Healthcare Facility Assignment Using Real-Time Length-of-Stay Predictions: Queuing-Theoretic and Simulation-driven Machine Learning Approaches
Najiya Fatma, Varun Ramamohan
TL;DR
The paper tackles the problem of steering patient flow in healthcare networks by predicting real-time LOS at potential facilities and using these predictions in a centralized assignment policy (RT-HFA). It introduces two RT-LOS prediction paradigms: an analytical queuing-theoretic (AQT) method and a simulation-driven ML (Sim-ML) method, and demonstrates them via a PHC network in India. Through a detailed PHC case study and comprehensive simulations, the authors show that RT-HFA can markedly reduce LOS at congested facilities and promote equitable resource utilization, with effectiveness strongly dependent on patient compliance. The work provides actionable guidance on deployment trade-offs between predictive accuracy, data requirements, and IT integration, and it discusses scalability and validation considerations for real-world networks.
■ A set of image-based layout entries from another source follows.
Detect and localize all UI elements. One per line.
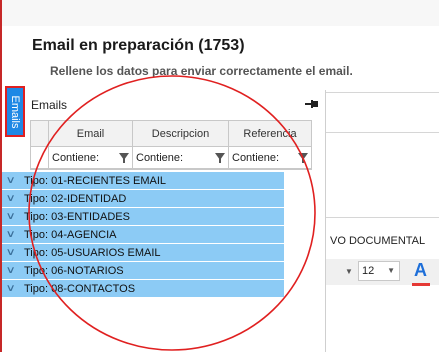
group-row[interactable]: ∨ Tipo: 01-RECIENTES EMAIL: [2, 172, 284, 190]
divider: [326, 92, 439, 93]
dialog-subtitle: Rellene los datos para enviar correctame…: [50, 64, 353, 78]
filter-operator-label: Contiene:: [232, 151, 280, 164]
group-label: Tipo: 05-USUARIOS EMAIL: [24, 247, 161, 259]
group-row[interactable]: ∨ Tipo: 06-NOTARIOS: [2, 262, 284, 280]
row-indicator-header: [31, 121, 49, 146]
chevron-down-icon[interactable]: ∨: [6, 211, 16, 222]
filter-cell-referencia[interactable]: Contiene:: [229, 147, 311, 168]
group-label: Tipo: 06-NOTARIOS: [24, 265, 124, 277]
filter-operator-label: Contiene:: [136, 151, 184, 164]
chevron-down-icon[interactable]: ∨: [6, 229, 16, 240]
group-row[interactable]: ∨ Tipo: 08-CONTACTOS: [2, 280, 284, 298]
group-row[interactable]: ∨ Tipo: 02-IDENTIDAD: [2, 190, 284, 208]
divider: [326, 132, 439, 133]
filter-icon[interactable]: [215, 153, 225, 163]
column-header-descripcion[interactable]: Descripcion: [133, 121, 229, 146]
chevron-down-icon: ▼: [387, 266, 395, 275]
side-tab-emails[interactable]: Emails: [5, 86, 25, 137]
column-header-referencia[interactable]: Referencia: [229, 121, 311, 146]
group-label: Tipo: 02-IDENTIDAD: [24, 193, 127, 205]
right-editor-area: VO DOCUMENTAL ▼ 12 ▼ A: [326, 90, 439, 352]
grid-header-row: Email Descripcion Referencia: [31, 121, 311, 147]
group-label: Tipo: 08-CONTACTOS: [24, 283, 136, 295]
divider: [326, 217, 439, 218]
group-row[interactable]: ∨ Tipo: 03-ENTIDADES: [2, 208, 284, 226]
filter-icon[interactable]: [119, 153, 129, 163]
chevron-down-icon[interactable]: ∨: [6, 265, 16, 276]
group-rows: ∨ Tipo: 01-RECIENTES EMAIL ∨ Tipo: 02-ID…: [2, 172, 284, 298]
font-size-select[interactable]: 12 ▼: [358, 261, 400, 281]
column-header-email[interactable]: Email: [49, 121, 133, 146]
group-label: Tipo: 03-ENTIDADES: [24, 211, 130, 223]
chevron-down-icon[interactable]: ∨: [6, 193, 16, 204]
emails-grid: Email Descripcion Referencia Contiene: C…: [30, 120, 312, 170]
font-size-value: 12: [362, 265, 375, 277]
group-label: Tipo: 04-AGENCIA: [24, 229, 117, 241]
pin-icon[interactable]: [305, 99, 319, 109]
section-label: VO DOCUMENTAL: [330, 235, 426, 247]
window-top-area: [0, 0, 439, 26]
chevron-down-icon[interactable]: ∨: [6, 175, 16, 186]
row-indicator-filter: [31, 147, 49, 168]
dialog-title: Email en preparación (1753): [32, 37, 245, 54]
chevron-down-icon[interactable]: ∨: [6, 283, 16, 294]
group-row[interactable]: ∨ Tipo: 04-AGENCIA: [2, 226, 284, 244]
filter-operator-label: Contiene:: [52, 151, 100, 164]
grid-filter-row: Contiene: Contiene: Contiene:: [31, 147, 311, 169]
filter-cell-email[interactable]: Contiene:: [49, 147, 133, 168]
font-color-swatch: [412, 283, 430, 286]
font-color-icon[interactable]: A: [414, 260, 427, 281]
group-row[interactable]: ∨ Tipo: 05-USUARIOS EMAIL: [2, 244, 284, 262]
dropdown-caret-icon[interactable]: ▼: [345, 267, 353, 276]
filter-cell-descripcion[interactable]: Contiene:: [133, 147, 229, 168]
filter-icon[interactable]: [298, 153, 308, 163]
group-label: Tipo: 01-RECIENTES EMAIL: [24, 175, 167, 187]
chevron-down-icon[interactable]: ∨: [6, 247, 16, 258]
side-tab-label: Emails: [9, 94, 21, 129]
panel-title: Emails: [31, 98, 68, 112]
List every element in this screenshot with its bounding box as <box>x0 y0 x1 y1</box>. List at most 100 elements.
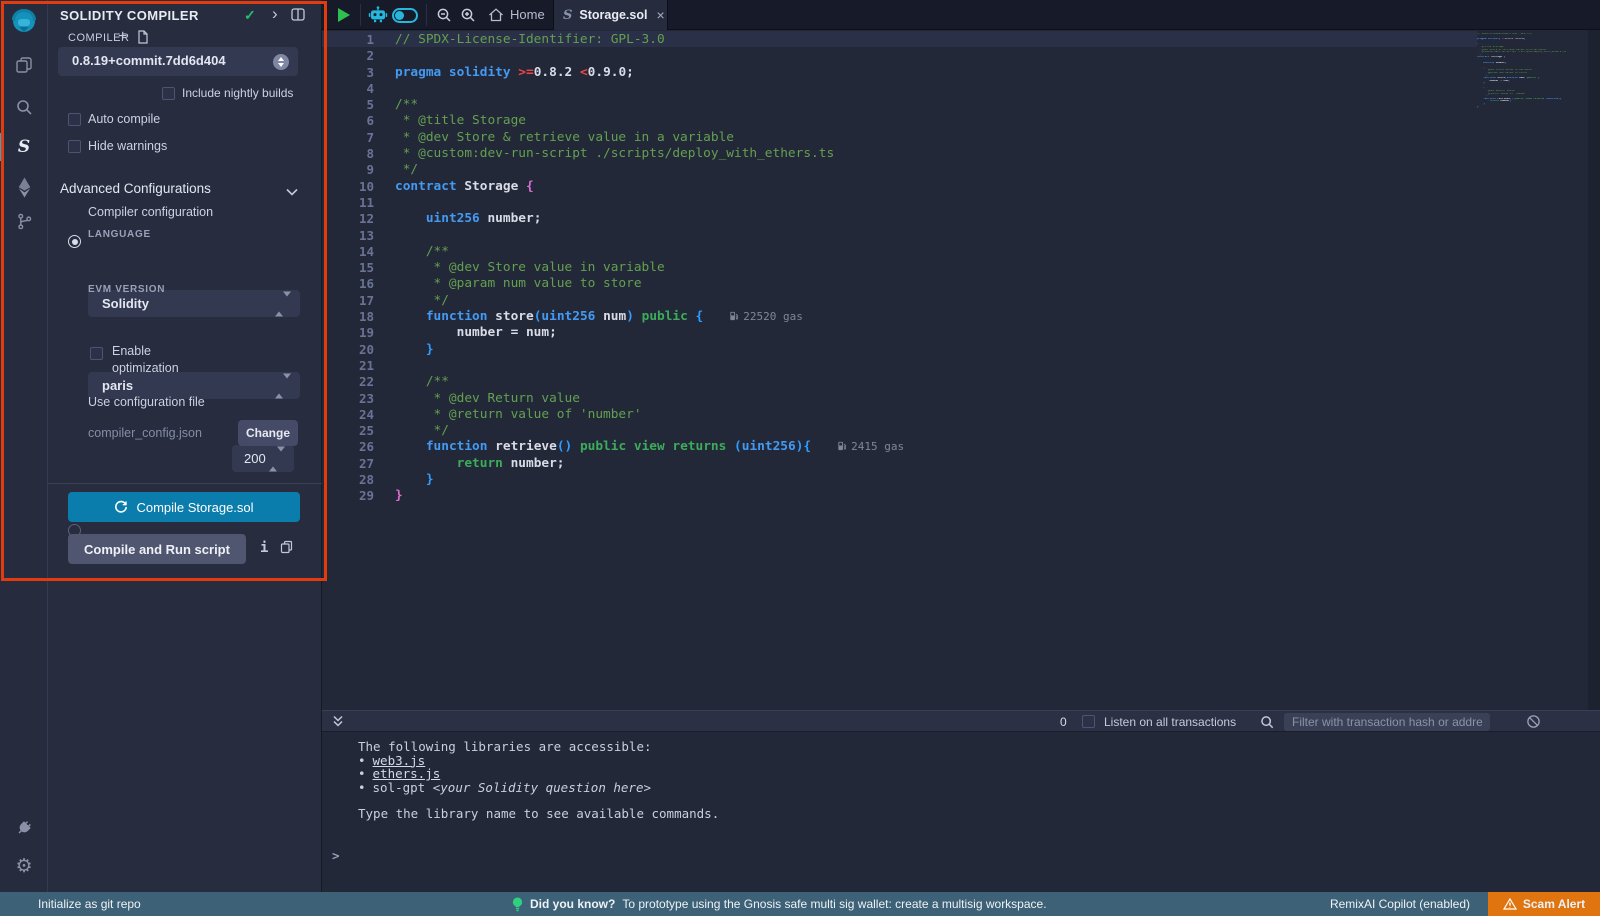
lightbulb-icon <box>512 897 523 912</box>
chevron-down-icon[interactable] <box>286 183 298 201</box>
gas-estimate: 22520 gas <box>729 310 803 323</box>
tab-storage-sol[interactable]: S Storage.sol × <box>553 0 668 30</box>
terminal-hint: Type the library name to see available c… <box>358 807 1600 821</box>
play-icon[interactable] <box>338 8 350 22</box>
code-editor[interactable]: 1234567891011121314151617181920212223242… <box>322 30 1600 710</box>
code-line[interactable]: function store(uint256 num) public {2252… <box>395 309 904 325</box>
solidity-file-icon: S <box>563 8 572 23</box>
select-arrows-icon <box>275 296 291 311</box>
code-line[interactable]: } <box>395 342 904 358</box>
zoom-in-icon[interactable] <box>460 7 476 28</box>
panel-next-icon[interactable]: › <box>272 8 278 20</box>
code-line[interactable]: */ <box>395 293 904 309</box>
editor-scrollbar[interactable] <box>1588 30 1600 710</box>
copilot-status[interactable]: RemixAI Copilot (enabled) <box>1330 892 1470 916</box>
include-nightly-checkbox[interactable] <box>162 87 175 100</box>
deploy-run-icon[interactable] <box>0 172 48 202</box>
code-line[interactable]: * @dev Return value <box>395 391 904 407</box>
plugin-manager-icon[interactable] <box>0 813 48 843</box>
code-line[interactable]: pragma solidity >=0.8.2 <0.9.0; <box>395 65 904 81</box>
select-arrows-icon <box>275 378 291 393</box>
status-bar: Initialize as git repo Did you know? To … <box>0 892 1600 916</box>
add-compiler-icon[interactable]: + <box>118 28 127 46</box>
compiler-configuration-radio[interactable] <box>68 235 81 248</box>
minimap[interactable]: // SPDX-License-Identifier: GPL-3.0pragm… <box>1477 33 1585 108</box>
code-line[interactable] <box>395 81 904 97</box>
info-icon[interactable]: i <box>260 540 268 556</box>
code-line[interactable] <box>395 195 904 211</box>
solidity-compiler-icon[interactable]: S <box>0 132 48 162</box>
git-init-button[interactable]: Initialize as git repo <box>38 892 141 916</box>
solidity-compiler-panel: SOLIDITY COMPILER ✓ › COMPILER + 0.8.19+… <box>48 0 322 892</box>
hide-warnings-checkbox[interactable] <box>68 140 81 153</box>
config-file-name[interactable]: compiler_config.json <box>88 426 202 440</box>
terminal[interactable]: The following libraries are accessible: … <box>322 732 1600 892</box>
terminal-prompt[interactable]: > <box>332 848 340 863</box>
split-view-icon[interactable] <box>291 8 305 26</box>
search-icon[interactable] <box>0 92 48 122</box>
collapse-terminal-icon[interactable] <box>332 715 344 733</box>
git-icon[interactable] <box>0 206 48 236</box>
code-line[interactable]: /** <box>395 97 904 113</box>
change-config-button[interactable]: Change <box>238 420 298 446</box>
clear-console-icon[interactable] <box>1526 714 1541 734</box>
code-line[interactable]: * @dev Store & retrieve value in a varia… <box>395 130 904 146</box>
copy-icon[interactable] <box>280 540 293 559</box>
code-line[interactable]: /** <box>395 244 904 260</box>
scam-alert-button[interactable]: Scam Alert <box>1488 892 1600 916</box>
tab-title: Storage.sol <box>579 8 647 22</box>
transaction-filter-input[interactable] <box>1284 713 1490 731</box>
code-line[interactable] <box>395 358 904 374</box>
code-line[interactable]: */ <box>395 162 904 178</box>
home-icon[interactable] <box>488 8 504 27</box>
close-tab-icon[interactable]: × <box>656 7 664 23</box>
code-line[interactable]: uint256 number; <box>395 211 904 227</box>
listen-transactions-label: Listen on all transactions <box>1104 711 1236 733</box>
compile-button-label: Compile Storage.sol <box>136 500 253 515</box>
zoom-out-icon[interactable] <box>436 7 452 28</box>
code-lines: // SPDX-License-Identifier: GPL-3.0 pragm… <box>395 32 904 505</box>
enable-optimization-checkbox[interactable] <box>90 347 103 360</box>
compile-button[interactable]: Compile Storage.sol <box>68 492 300 522</box>
terminal-list-item: •ethers.js <box>358 767 1600 781</box>
home-tab[interactable]: Home <box>510 0 545 30</box>
line-numbers: 1234567891011121314151617181920212223242… <box>322 32 374 505</box>
code-line[interactable]: } <box>395 472 904 488</box>
main-area: Home S Storage.sol × 1234567891011121314… <box>322 0 1600 892</box>
code-line[interactable] <box>395 48 904 64</box>
code-line[interactable]: * @param num value to store <box>395 276 904 292</box>
code-line[interactable]: // SPDX-License-Identifier: GPL-3.0 <box>395 32 904 48</box>
ai-toggle[interactable] <box>392 8 418 23</box>
ai-robot-icon[interactable] <box>368 6 388 28</box>
code-line[interactable]: * @return value of 'number' <box>395 407 904 423</box>
solgpt-command: sol-gpt <box>373 780 433 795</box>
code-line[interactable]: * @custom:dev-run-script ./scripts/deplo… <box>395 146 904 162</box>
code-line[interactable]: contract Storage { <box>395 179 904 195</box>
code-line[interactable]: } <box>395 488 904 504</box>
code-line[interactable]: function retrieve() public view returns … <box>395 439 904 455</box>
remix-logo[interactable] <box>8 7 40 39</box>
optimization-runs-input[interactable]: 200 <box>232 445 294 472</box>
editor-toolbar: Home S Storage.sol × <box>322 0 1600 30</box>
did-you-know-text: To prototype using the Gnosis safe multi… <box>622 897 1046 911</box>
workspaces-icon[interactable] <box>0 50 48 80</box>
auto-compile-checkbox[interactable] <box>68 113 81 126</box>
code-line[interactable]: * @title Storage <box>395 113 904 129</box>
terminal-intro: The following libraries are accessible: <box>358 740 1600 754</box>
compiler-version-select[interactable]: 0.8.19+commit.7dd6d404 <box>58 47 298 76</box>
advanced-configurations-header[interactable]: Advanced Configurations <box>60 181 211 196</box>
listen-transactions-checkbox[interactable] <box>1082 715 1095 728</box>
compile-success-check-icon: ✓ <box>244 7 256 24</box>
code-line[interactable]: number = num; <box>395 325 904 341</box>
enable-optimization-label: Enable optimization <box>112 343 204 377</box>
compiler-version-value: 0.8.19+commit.7dd6d404 <box>58 47 298 75</box>
code-line[interactable]: */ <box>395 423 904 439</box>
code-line[interactable]: return number; <box>395 456 904 472</box>
scam-alert-label: Scam Alert <box>1523 897 1585 911</box>
code-line[interactable]: /** <box>395 374 904 390</box>
use-configuration-file-label: Use configuration file <box>88 395 205 409</box>
code-line[interactable] <box>395 228 904 244</box>
code-line[interactable]: * @dev Store value in variable <box>395 260 904 276</box>
compile-and-run-button[interactable]: Compile and Run script <box>68 534 246 564</box>
settings-icon[interactable]: ⚙ <box>0 851 48 881</box>
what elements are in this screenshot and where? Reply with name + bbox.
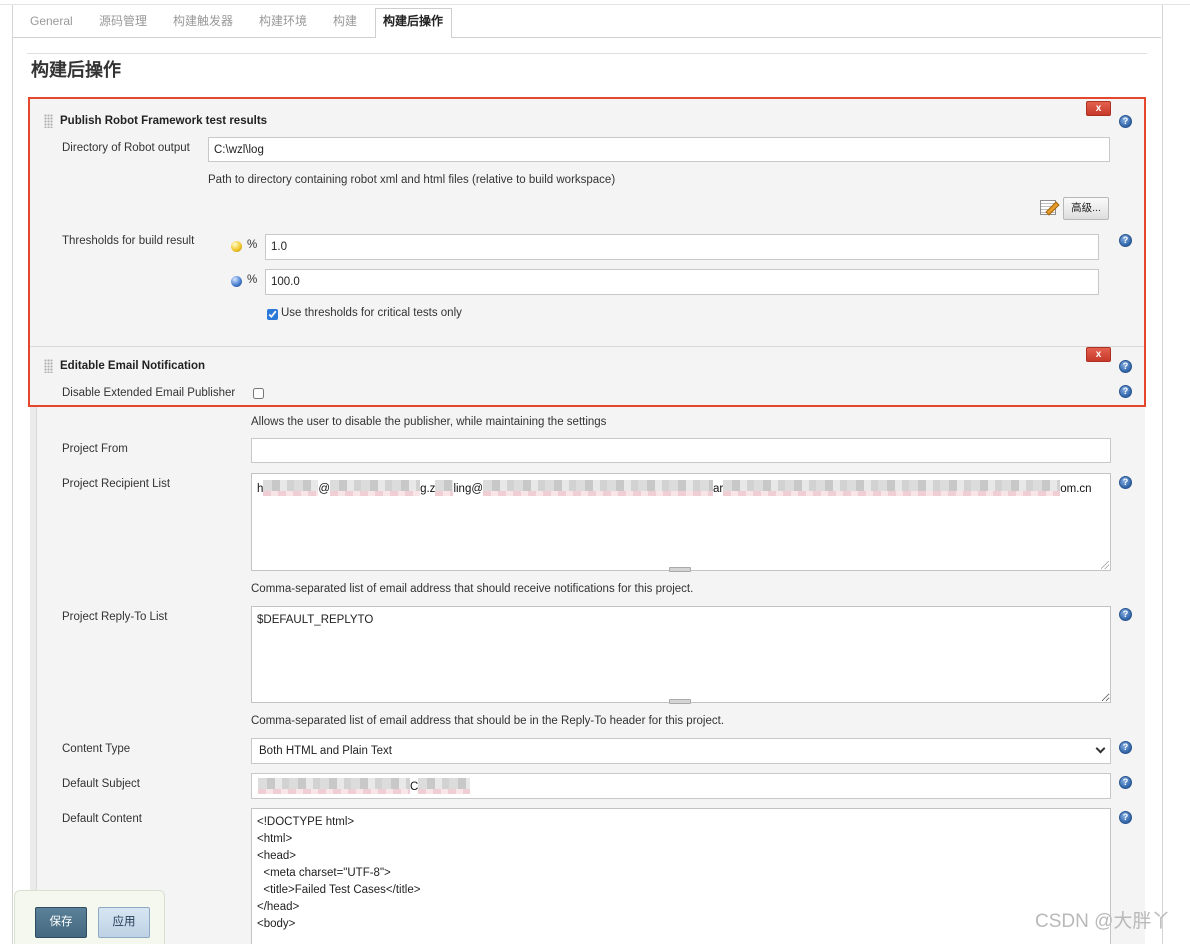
disable-publisher-hint: Allows the user to disable the publisher…	[251, 416, 607, 428]
recipient-list-hint: Comma-separated list of email address th…	[251, 583, 694, 595]
help-icon[interactable]: ?	[1119, 811, 1132, 824]
disable-publisher-checkbox[interactable]	[253, 388, 264, 399]
textarea-resize-handle[interactable]	[669, 699, 691, 704]
help-icon[interactable]: ?	[1119, 234, 1132, 247]
blurred-text	[330, 480, 421, 496]
unstable-threshold-input[interactable]	[265, 234, 1099, 260]
tab-build-triggers[interactable]: 构建触发器	[173, 14, 233, 28]
apply-button[interactable]: 应用	[98, 907, 150, 938]
blue-ball-icon	[231, 276, 242, 287]
default-content-textarea[interactable]: <!DOCTYPE html> <html> <head> <meta char…	[251, 808, 1111, 944]
watermark: CSDN @大胖丫	[1035, 911, 1171, 932]
help-icon[interactable]: ?	[1119, 385, 1132, 398]
help-icon[interactable]: ?	[1119, 476, 1132, 489]
recipient-text: ar	[713, 483, 724, 495]
content-type-label: Content Type	[62, 743, 131, 755]
thresholds-label: Thresholds for build result	[62, 235, 195, 247]
pass-threshold-input[interactable]	[265, 269, 1099, 295]
email-section-title: Editable Email Notification	[60, 360, 206, 372]
delete-email-section-button[interactable]: x	[1086, 347, 1111, 362]
section-left-border	[30, 407, 37, 944]
reply-to-textarea[interactable]: $DEFAULT_REPLYTO	[251, 606, 1111, 703]
save-button[interactable]: 保存	[35, 907, 87, 938]
blurred-text	[418, 778, 471, 794]
drag-handle-icon[interactable]	[44, 359, 53, 373]
help-icon[interactable]: ?	[1119, 741, 1132, 754]
tab-general[interactable]: General	[30, 14, 73, 28]
recipient-text: @	[318, 483, 331, 495]
reply-to-hint: Comma-separated list of email address th…	[251, 715, 725, 727]
help-icon[interactable]: ?	[1119, 776, 1132, 789]
blurred-text	[263, 480, 319, 496]
subject-text: C	[410, 781, 419, 793]
tab-source-code-management[interactable]: 源码管理	[99, 14, 147, 28]
default-content-label: Default Content	[62, 813, 142, 825]
robot-output-dir-hint: Path to directory containing robot xml a…	[208, 174, 616, 186]
tab-build[interactable]: 构建	[333, 14, 357, 28]
blurred-text	[435, 480, 454, 496]
blurred-text	[723, 480, 1061, 496]
help-icon[interactable]: ?	[1119, 115, 1132, 128]
help-icon[interactable]: ?	[1119, 608, 1132, 621]
pass-threshold-unit: %	[247, 274, 258, 286]
robot-output-dir-label: Directory of Robot output	[62, 142, 190, 154]
unstable-threshold-unit: %	[247, 239, 258, 251]
default-subject-input[interactable]: C	[251, 773, 1111, 799]
heading-divider	[27, 53, 1147, 54]
page-title: 构建后操作	[31, 60, 121, 80]
robot-output-dir-input[interactable]	[208, 137, 1110, 162]
project-from-input[interactable]	[251, 438, 1111, 463]
recipient-text: g.z	[420, 483, 436, 495]
tab-post-build-actions[interactable]: 构建后操作	[383, 14, 443, 28]
recipient-list-textarea[interactable]: h @ g.z ling@ ar om.cn	[251, 473, 1111, 571]
recipient-text: om.cn	[1060, 483, 1092, 495]
blurred-text	[483, 480, 714, 496]
section-divider	[30, 346, 1145, 347]
reply-to-label: Project Reply-To List	[62, 611, 168, 623]
robot-section-title: Publish Robot Framework test results	[60, 115, 268, 127]
edit-notepad-icon	[1040, 200, 1056, 215]
critical-only-label: Use thresholds for critical tests only	[281, 307, 462, 319]
textarea-resize-handle[interactable]	[669, 567, 691, 572]
recipient-list-label: Project Recipient List	[62, 478, 171, 490]
advanced-button[interactable]: 高级...	[1063, 197, 1109, 220]
tab-build-environment[interactable]: 构建环境	[259, 14, 307, 28]
help-icon[interactable]: ?	[1119, 360, 1132, 373]
critical-only-checkbox[interactable]	[267, 309, 278, 320]
drag-handle-icon[interactable]	[44, 114, 53, 128]
project-from-label: Project From	[62, 443, 128, 455]
disable-publisher-label: Disable Extended Email Publisher	[62, 387, 236, 399]
blurred-text	[258, 778, 410, 794]
default-subject-label: Default Subject	[62, 778, 140, 790]
delete-robot-section-button[interactable]: x	[1086, 101, 1111, 116]
yellow-ball-icon	[231, 241, 242, 252]
recipient-text: ling@	[453, 483, 484, 495]
content-type-select[interactable]: Both HTML and Plain Text	[251, 738, 1111, 764]
tab-bar-border	[13, 37, 1161, 38]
Overall, the dual prediction framework offers a practical path to real-time, network-level optimization of outpatient care delivery.
Abstract
Longer stays at healthcare facilities, driven by uncertain patient load, inefficient patient flow, and lack of real-time information about medical care, pose significant challenges for patients and healthcare providers. Providing patients with estimates of their expected real-time length of stay (RT-LOS), generated as a function of the operational state of the healthcare facility at their anticipated time of arrival (as opposed to estimates of average LOS), can help them make informed decisions regarding which facility to visit within a network. In this study, we develop a healthcare facility assignment (HFA) algorithm that assigns healthcare facilities to patients using RT-LOS predictions at facilities within the network of interest. We describe the generation of RT-LOS predictions via two methodologies: (a) an analytical queuing-theoretic approach, and (b) a hybrid simulation-driven machine learning approach. Because RT-LOS predictors are highly specific to the queuing system in question, we illustrate the development of RT-LOS predictors using both approaches by considering the outpatient experience at primary health centers. Via computational experiments, we compare outcomes from the implementation of the RT-HFA algorithm with both RT-LOS predictors to the case where patients visit the facility of their choice. Computational experiments also indicated that the RT-HFA algorithm substantially reduced patient wait times and LOS at congested facilities and led to more equitable utilization of medical resources at facilities across the network. Finally, we show numerically that the effectiveness of the RT-HFA algorithm in improving outcomes is contingent on the level of compliance with the assignment decision.